Паренек нехотя привстал и стряхнул со штанов песок. Ему можно было дать не больше семнадцати лет. Взгляд его был неподвижен, но вполне благодушен – результат большой дозы «экстази».

– Мой племянник, Виктор Михайлович Билибин, – сказал Хохлов. – Он из Ленинграда.

– Из Петербурга, – вежливо поправил племянник дядю.

– Мы вместе колесили по Прибалтике, – продолжил Хохлов. – Финляндия, Германия, Калининград. Там мы затеяли финансовую аферу, вроде той, что мы с тобой раньше пытались провернуть на Аландских островах. За мной стоял Виноградов. Помнишь Виноградова? Один из легендарной «Семибанкирщины».

Старлиц кивнул.

– «Семеро московских гномов»? Как же мне их не помнить, ас!

– Но меня подвело здоровье. А потом грянул российский финансовый кризис. Виноградов смылся, с «гномов» взятки гладки. – Хохлов пожал тощими плечами. – Юг, теплое ласковое Средиземноморье... Кипр мне полезнее.

– Я слыхал, что ты прохлаждался в бывшей Югославии.

– Было дело... – подтвердил Хохлов, насупившись.

– Я тоже туда собирался в девяностые. Но все как-то не случалось.

– Тебе там нечего делать! – отрезал Хохлов. – Можешь поверить мне на слово.

– Там классно, – неожиданно вмешался Виктор на английском. – У сына Милошевича самая большая дискотека на Балканах. Марко Милошевич – клевый парень. Он вроде вас, мистер Старлиц, – музыкальный импресарио.

– Какой хороший английский! – похвалил его Старлиц. – Это полезно для бизнеса.

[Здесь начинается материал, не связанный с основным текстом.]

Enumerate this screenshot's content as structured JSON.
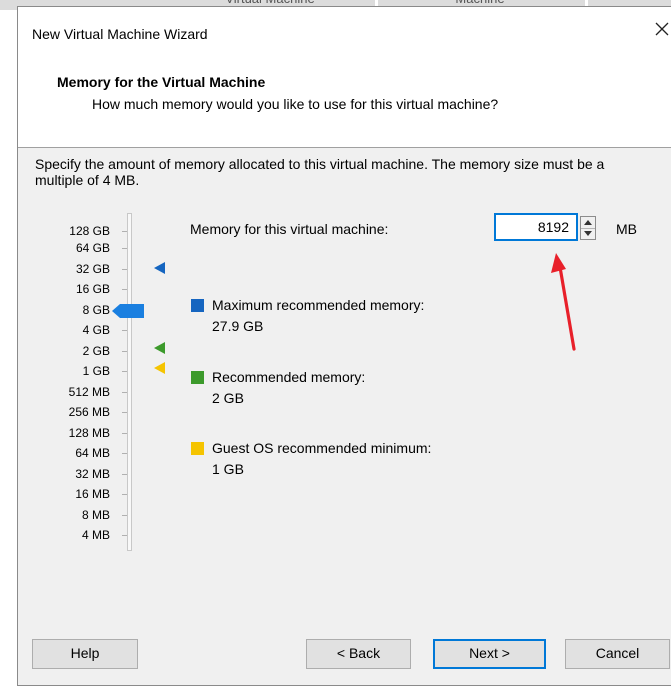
{
  "background": {
    "tab_left": "Virtual Machine",
    "tab_right": "Machine"
  },
  "window": {
    "title": "New Virtual Machine Wizard",
    "close_icon": "close-icon"
  },
  "header": {
    "title": "Memory for the Virtual Machine",
    "subtitle": "How much memory would you like to use for this virtual machine?"
  },
  "instructions": "Specify the amount of memory allocated to this virtual machine. The memory size must be a multiple of 4 MB.",
  "scale": {
    "labels": [
      "128 GB",
      "64 GB",
      "32 GB",
      "16 GB",
      "8 GB",
      "4 GB",
      "2 GB",
      "1 GB",
      "512 MB",
      "256 MB",
      "128 MB",
      "64 MB",
      "32 MB",
      "16 MB",
      "8 MB",
      "4 MB"
    ],
    "selected": "8 GB"
  },
  "memory": {
    "label": "Memory for this virtual machine:",
    "value": "8192",
    "unit": "MB"
  },
  "legend": {
    "max": {
      "label": "Maximum recommended memory:",
      "value": "27.9 GB",
      "color": "#1565c0"
    },
    "recommended": {
      "label": "Recommended memory:",
      "value": "2 GB",
      "color": "#3c9a2b"
    },
    "minimum": {
      "label": "Guest OS recommended minimum:",
      "value": "1 GB",
      "color": "#f5c400"
    }
  },
  "annotation": {
    "arrow_color": "#e8202a"
  },
  "buttons": {
    "help": "Help",
    "back": "< Back",
    "next": "Next >",
    "cancel": "Cancel"
  }
}
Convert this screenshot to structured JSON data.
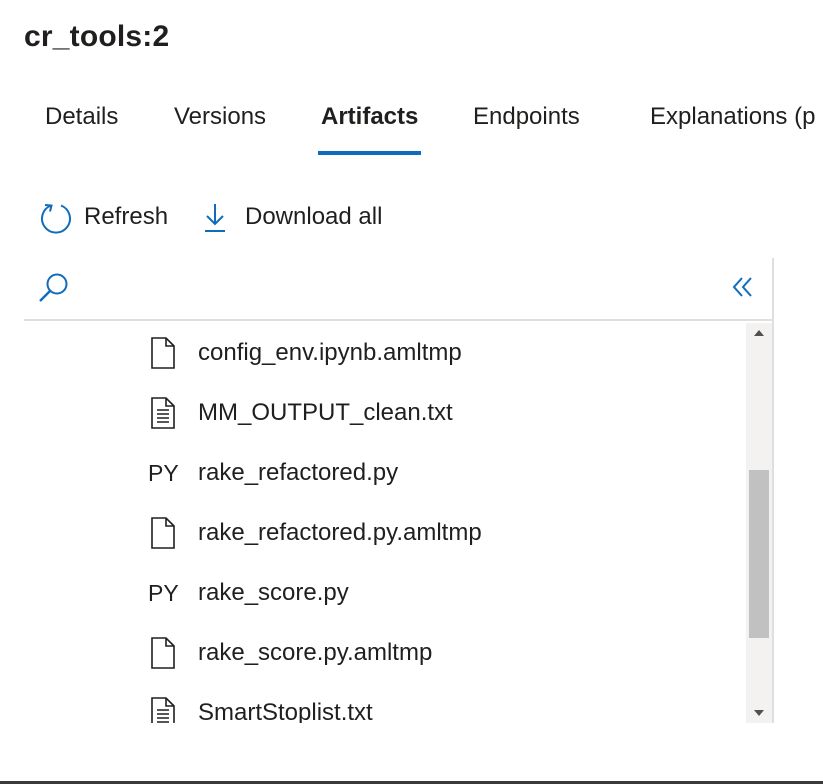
{
  "title": "cr_tools:2",
  "tabs": [
    {
      "label": "Details",
      "active": false
    },
    {
      "label": "Versions",
      "active": false
    },
    {
      "label": "Artifacts",
      "active": true
    },
    {
      "label": "Endpoints",
      "active": false
    },
    {
      "label": "Explanations (p",
      "active": false
    }
  ],
  "toolbar": {
    "refresh_label": "Refresh",
    "download_label": "Download all"
  },
  "colors": {
    "accent": "#0f6cbd",
    "text": "#201f1e",
    "divider": "#e1dfdd",
    "scroll_thumb": "#c1c1c1"
  },
  "files": [
    {
      "icon": "blank-file-icon",
      "name": "config_env.ipynb.amltmp"
    },
    {
      "icon": "text-file-icon",
      "name": "MM_OUTPUT_clean.txt"
    },
    {
      "icon": "py-file-icon",
      "type_label": "PY",
      "name": "rake_refactored.py"
    },
    {
      "icon": "blank-file-icon",
      "name": "rake_refactored.py.amltmp"
    },
    {
      "icon": "py-file-icon",
      "type_label": "PY",
      "name": "rake_score.py"
    },
    {
      "icon": "blank-file-icon",
      "name": "rake_score.py.amltmp"
    },
    {
      "icon": "text-file-icon",
      "name": "SmartStoplist.txt"
    }
  ]
}
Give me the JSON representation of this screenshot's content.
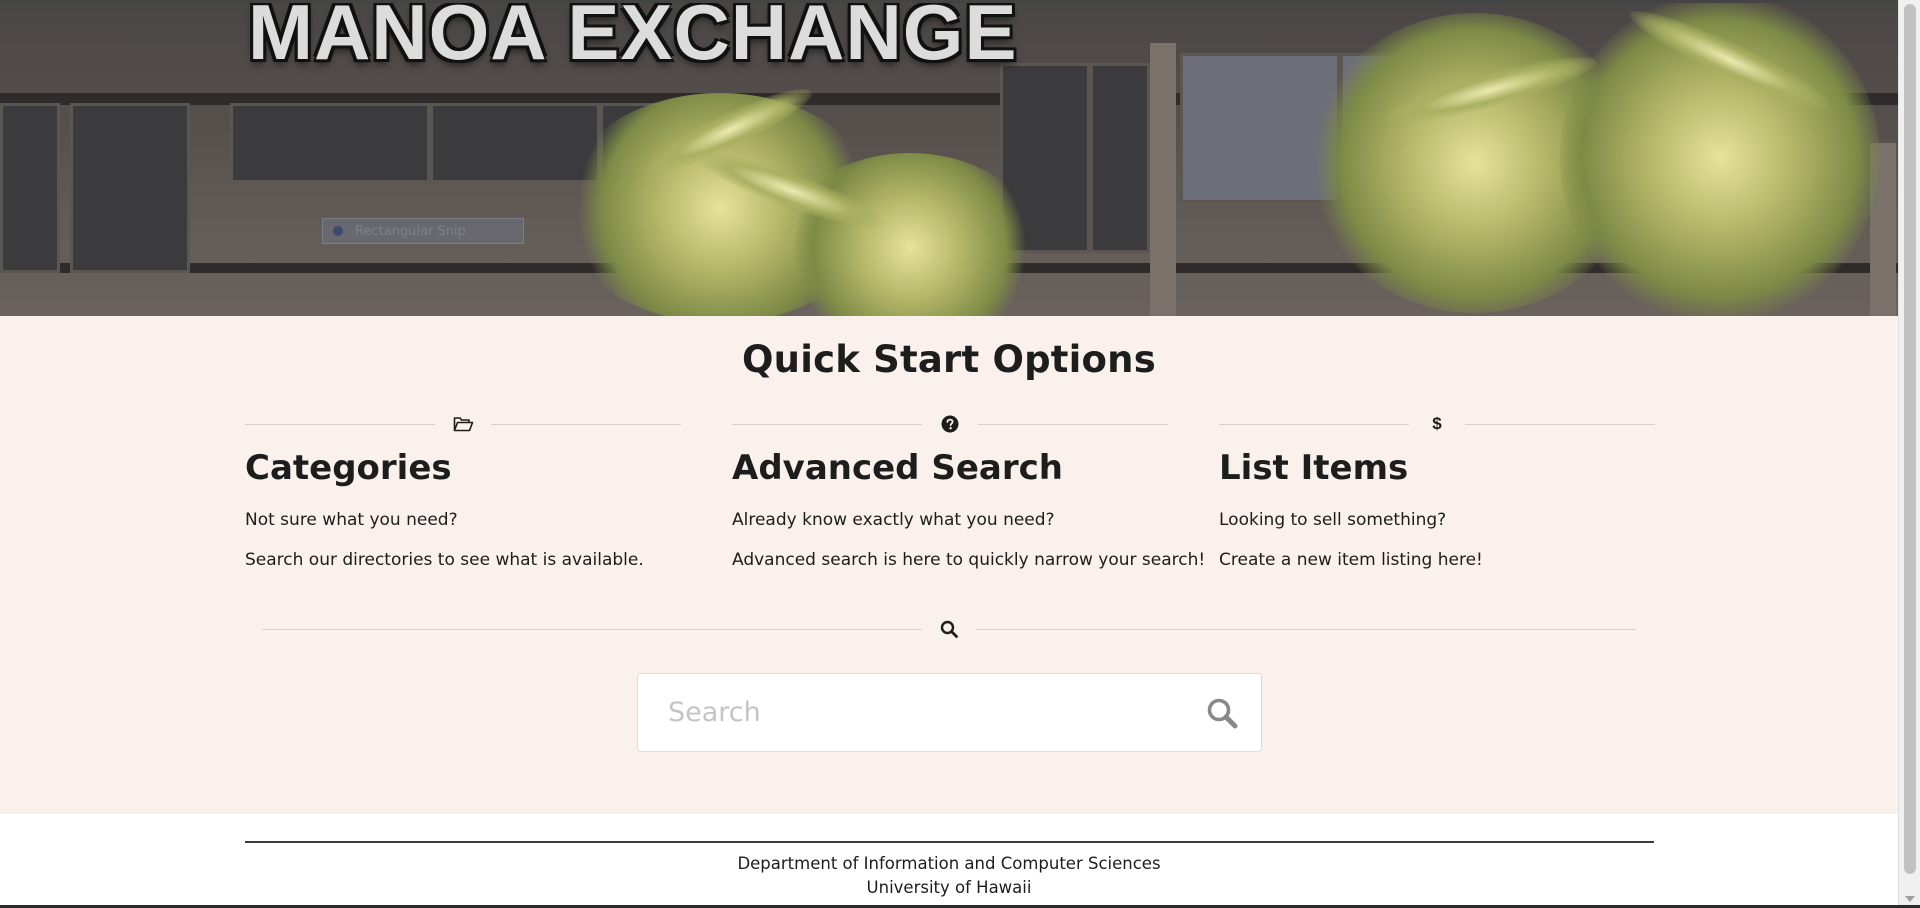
{
  "hero": {
    "title": "MANOA EXCHANGE",
    "snip_label": "Rectangular Snip"
  },
  "quick_start": {
    "title": "Quick Start Options",
    "columns": [
      {
        "icon": "folder-open-icon",
        "title": "Categories",
        "line1": "Not sure what you need?",
        "line2": "Search our directories to see what is available."
      },
      {
        "icon": "question-circle-icon",
        "title": "Advanced Search",
        "line1": "Already know exactly what you need?",
        "line2": "Advanced search is here to quickly narrow your search!"
      },
      {
        "icon": "dollar-icon",
        "title": "List Items",
        "line1": "Looking to sell something?",
        "line2": "Create a new item listing here!"
      }
    ],
    "dollar_glyph": "$"
  },
  "search": {
    "divider_icon": "search-icon",
    "placeholder": "Search",
    "value": "",
    "button_icon": "search-icon"
  },
  "footer": {
    "line1": "Department of Information and Computer Sciences",
    "line2": "University of Hawaii"
  },
  "colors": {
    "section_bg": "#faf1ec",
    "text": "#1d1d1d",
    "divider": "#d6d0cc",
    "search_icon": "#888888"
  }
}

– Виктор – мой английский переводчик, – сказал Хохлов. – Он вырос, слушая радио «Свободная Европа» и пиратские кассеты, всякий «панк» и «рейв». Но потом «тамбовская» группировка сожгла его киоск в Петербурге. Так что Россия теперь вредна и для его здоровья. Сейчас мы с племянником работаем вместе. Мы с ним международные бизнес-консультанты. Наша специализация – романтические путешествия на экзотические курорты.

Они побрели назад, к надрывающемуся тягачу. Виктор тащился за ними радостный, с перепачканной жиром от кебаба физиономией.

– У меня к тебе деловое предложение, – начал Старлиц. – Очень заманчивое. Рассказать?

– Я тебя давно знаю, Старлиц! – пробурчал Хохлов. – Еще с Азербайджана. Вспомнить хотя бы банковскую аферу на Аландских островах. Никогда еще наше знакомство не приносило мне барыша. – Хохлов вздохнул, костлявые плечи поднялись и опустились под дешевой футболкой. – Когда мы познакомились, я еще поднимал МИГи с авиабазы в Кабуле. Тогда я был счастлив. Я был молод и воевал за социализм. Самые счастливые дни в моей жизни. А после этого все пошло вразнос.

– Будешь сетовать на свою злую судьбу или выслушаешь мое предложение? – жестко спросил Старлиц.

– Теперь я одинокий изгнанник, – не унимался Хохлов. – Стервятники мафии пожирают труп России. Мэров отстреливают прямо на улицах городов, бизнесменов травят ядом, все банки лопнули, Ельцин – пьяница и скоро помрет. Российскую армию кормят собачьим кормом. Русские солдаты подыхают в своих казармах от голода!

Старлиц запустил руку во внутренний карман, вытащил толстую пачку купюр и отсчитал пять стодолларовых бумажек.